L’hypothèse du Point Zéro est donc simple : et si nous reliions progressivement la capacité d’agir sur le collectif à une capacité démontrée de circuler dans ses propres polarités ? Et c’est ici que les Cercles deviennent essentiels.

Imaginez cinq à huit personnes qui se retrouvent régulièrement, non pour « être d’accord », mais pour apprendre à exposer leurs tensions, leurs projections, leurs besoins, leurs contradictions, leurs zones aveugles. Deux heures par mois où l’on entretient non pas une machine ou un processus, mais la conscience qui les pilote. Dans l’architecture actuellement expérimentée par le Point Zéro, ces Cercles ont précisément pour finalité l’individuation de leurs membres et peuvent devenir le support de cycles réguliers de croissance.

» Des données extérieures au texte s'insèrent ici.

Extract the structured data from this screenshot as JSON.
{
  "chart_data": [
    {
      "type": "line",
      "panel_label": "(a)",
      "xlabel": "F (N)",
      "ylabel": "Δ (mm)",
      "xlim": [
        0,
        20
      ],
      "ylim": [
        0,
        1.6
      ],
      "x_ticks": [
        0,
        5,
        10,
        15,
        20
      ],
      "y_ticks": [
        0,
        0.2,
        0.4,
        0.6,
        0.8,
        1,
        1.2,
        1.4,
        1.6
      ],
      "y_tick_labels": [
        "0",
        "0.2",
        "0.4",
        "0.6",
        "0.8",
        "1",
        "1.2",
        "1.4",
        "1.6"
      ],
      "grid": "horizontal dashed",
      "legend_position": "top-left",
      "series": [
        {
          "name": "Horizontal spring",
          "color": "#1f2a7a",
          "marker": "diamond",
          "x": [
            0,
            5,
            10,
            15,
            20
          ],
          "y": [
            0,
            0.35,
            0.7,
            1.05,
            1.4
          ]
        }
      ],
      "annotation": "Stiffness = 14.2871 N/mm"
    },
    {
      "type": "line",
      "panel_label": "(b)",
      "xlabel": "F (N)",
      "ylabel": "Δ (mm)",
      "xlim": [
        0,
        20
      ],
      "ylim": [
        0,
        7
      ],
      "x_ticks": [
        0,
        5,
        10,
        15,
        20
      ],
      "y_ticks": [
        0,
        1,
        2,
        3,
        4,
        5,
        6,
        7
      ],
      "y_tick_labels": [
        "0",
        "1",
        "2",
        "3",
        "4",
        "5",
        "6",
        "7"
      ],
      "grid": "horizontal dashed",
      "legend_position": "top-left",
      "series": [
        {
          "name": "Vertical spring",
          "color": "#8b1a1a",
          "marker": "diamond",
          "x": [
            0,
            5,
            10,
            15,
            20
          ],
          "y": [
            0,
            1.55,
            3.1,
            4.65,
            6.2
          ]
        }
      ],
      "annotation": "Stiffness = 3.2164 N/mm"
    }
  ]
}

Reliez maintenant cela à l’Oméga. Tout à coup, le travail intérieur cesse d’être cette activité un peu honteuse que l’on pratique le jeudi soir entre le yoga et Netflix. Il acquiert une conséquence politique et économique. Plus nous grandissons dans notre capacité à traverser les polarités, plus nous pouvons devenir capables d’orienter réellement une partie des ressources du monde.

Deux heures par mois multipliées par des millions de personnes peuvent sembler dérisoires. Mais les civilisations ne reposent pas seulement sur leurs lois. Elles reposent sur ce qu’elles entraînent leurs membres à devenir.

Puis le Docteur est arrivé

Il restait cependant un petit problème. Je développais tout cela depuis ma Lumière. Le professeur. Le philosophe. Le systémicien. Le type raisonnable qui fait des schémas avec des flèches pour expliquer comment retrouver la spontanéité dans une civilisation qui a figé la vie.

Et plus j’avançais, plus une évidence devenait embarrassante : si tout le problème venait du fait que notre civilisation refusait de descendre dans l’Ombre, il allait peut-être falloir que je commence moi-même par y aller.

C’est ainsi qu’est apparu le Docteur Z.E.R.O. Le Docteur est tout ce que le Professeur essaie poliment de tenir à table. Il est provocateur, excessif, théâtral, irrévérencieux. Il aime les paradoxes, les catastrophes conceptuelles et tout ce qui fait grimacer les gens sérieux. Là où le Professeur explique patiemment que la civilisation traverse une crise de ses récits, le Docteur entre dans la pièce en demandant si quelqu’un a pensé à réserver un orchestre pour le naufrage du Titanic.

J’ai créé ce personnage pour une raison très simple : je ne pouvais pas continuer à expliquer aux autres qu’ils devaient intégrer leurs parts refoulées tout en présentant au monde uniquement les miennes qui avaient obtenu un diplôme.

Histoire de me mettre en jambe, j’ai fait quelques scènes en tant que Docteur : au République à Paris, au Festival de Cannes du Jeu, chez Google pour le Procès de l’IA.

Le Docteur a donc commencé à descendre dans la cave. Et, à mon grand étonnement, il y avait beaucoup de monde.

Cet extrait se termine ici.